This was the first of the popular vigilante thrillers not to be directed by Michael Winner - although some would argue he wasn’t doing much directing on the other three. Instead another Cannon Films alumnus, J. Lee Thompson stepped into the breach for his seventh collaboration with star Charles Bronson. It opens with a nicely handled sequence where a damsel is distressed by first one, then two, then three psycho rapists, until Paul Kersey (Charles Bronson) blows them away. But when Kersey unmasks one he sees his own face, and wakes up from the nightmare in a cold sweat. It’s as close as the film - scripted by Gail Morgan Hickman - gets to psychoanalysis, but Death Wish 4 throws a few offbeat touches into the tired vigilante formula.
Kersey, now settled back into his job as an architect, is happily involved with journalist, Karen Sheldon (Kay Lenz) and dotes on her daughter, Erica (Dana Barron). When Erica fatally overdoses on cocaine, and her boyfriend Randy (Jesse Dabson) is knifed by drug-dealers, Kersey doles out some vigilante justice. He is contacted by enigmatic millionaire, Nathan White (John P. Ryan) who, driven by the drug-related death of his own daughter, provides Kersey with the weapons and information needed to bring down cocaine kingpins, Ed Zacharias (Perry Lopez) and the Romero brothers. Eliminating various key players, Kersey tricks the rival gang lords into a turf war, but comes under suspicion from dogged Detective Reiner (George Dickerson) and Detective Phil Nozaki (Soon-Tek Oh).

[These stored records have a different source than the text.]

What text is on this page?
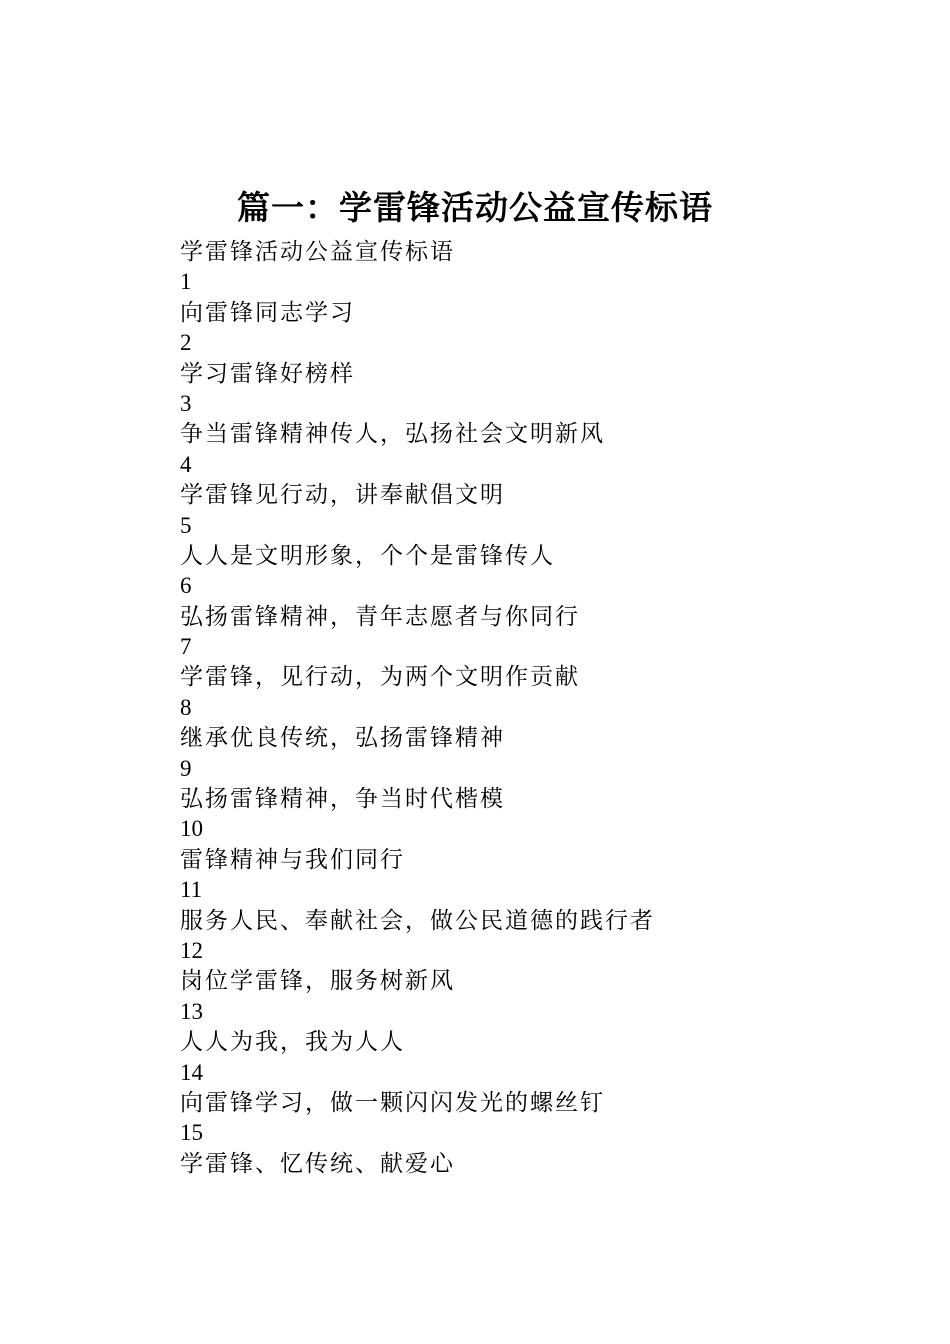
篇一：学雷锋活动公益宣传标语
学雷锋活动公益宣传标语
1
向雷锋同志学习
2
学习雷锋好榜样
3
争当雷锋精神传人，弘扬社会文明新风
4
学雷锋见行动，讲奉献倡文明
5
人人是文明形象，个个是雷锋传人
6
弘扬雷锋精神，青年志愿者与你同行
7
学雷锋，见行动，为两个文明作贡献
8
继承优良传统，弘扬雷锋精神
9
弘扬雷锋精神，争当时代楷模
10
雷锋精神与我们同行
11
服务人民、奉献社会，做公民道德的践行者
12
岗位学雷锋，服务树新风
13
人人为我，我为人人
14
向雷锋学习，做一颗闪闪发光的螺丝钉
15
学雷锋、忆传统、献爱心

Instead of low-level street criminals, Death Wish 4 pits Kersey against the fat cats and affluent businessmen making drug crime a multimillion dollar industry. “Everyone is using drugs these days”, growls Karen’s tabloid editor. “Doctors, lawyers, businessmen - it’s the American way of life!” The film takes a typically mid-Eighties, simplistic view of the drug problem and Thompson indulges crass shock tactics like the mortician who unveils several drug-related deaths, including a thirteen year old prostitute, but then again this is a glossy exploitation movie. The drug lords are all sub-Scarface caricatures, but memorable victims of Kersey’s vigilante rampage include the opera-loving hitman forever bickering with his trashy girlfriend (“I wish he’d drop dead”, she says before his corpse crashes through her windshield), a video retailer with a store adorned with Cannon movie posters, and a young Danny Trejo blown up by a trick bottle of wine.
Quirky scenes like those hold the interest, even though the script wastes a potentially interesting complication when Kersey kills a corrupt cop. Thompson handles things in professional, if anonymous fashion, hindered by lacklustre performances from the supporting cast. Action-wise, the oilfield gang war Kersey ignites with a single shot proves a reasonably exciting set-piece, but if the shootouts are less trashy than Death Wish 3 (1985), they’re also less fun. A surprise twist plays Kersey for a patsy and leads to the film’s best sequence, a surreal shootout at a roller-skating rink! While the conclusion is shallow and dealt with in an offhand manner typical for this series, it scores points for being more downbeat than the norm.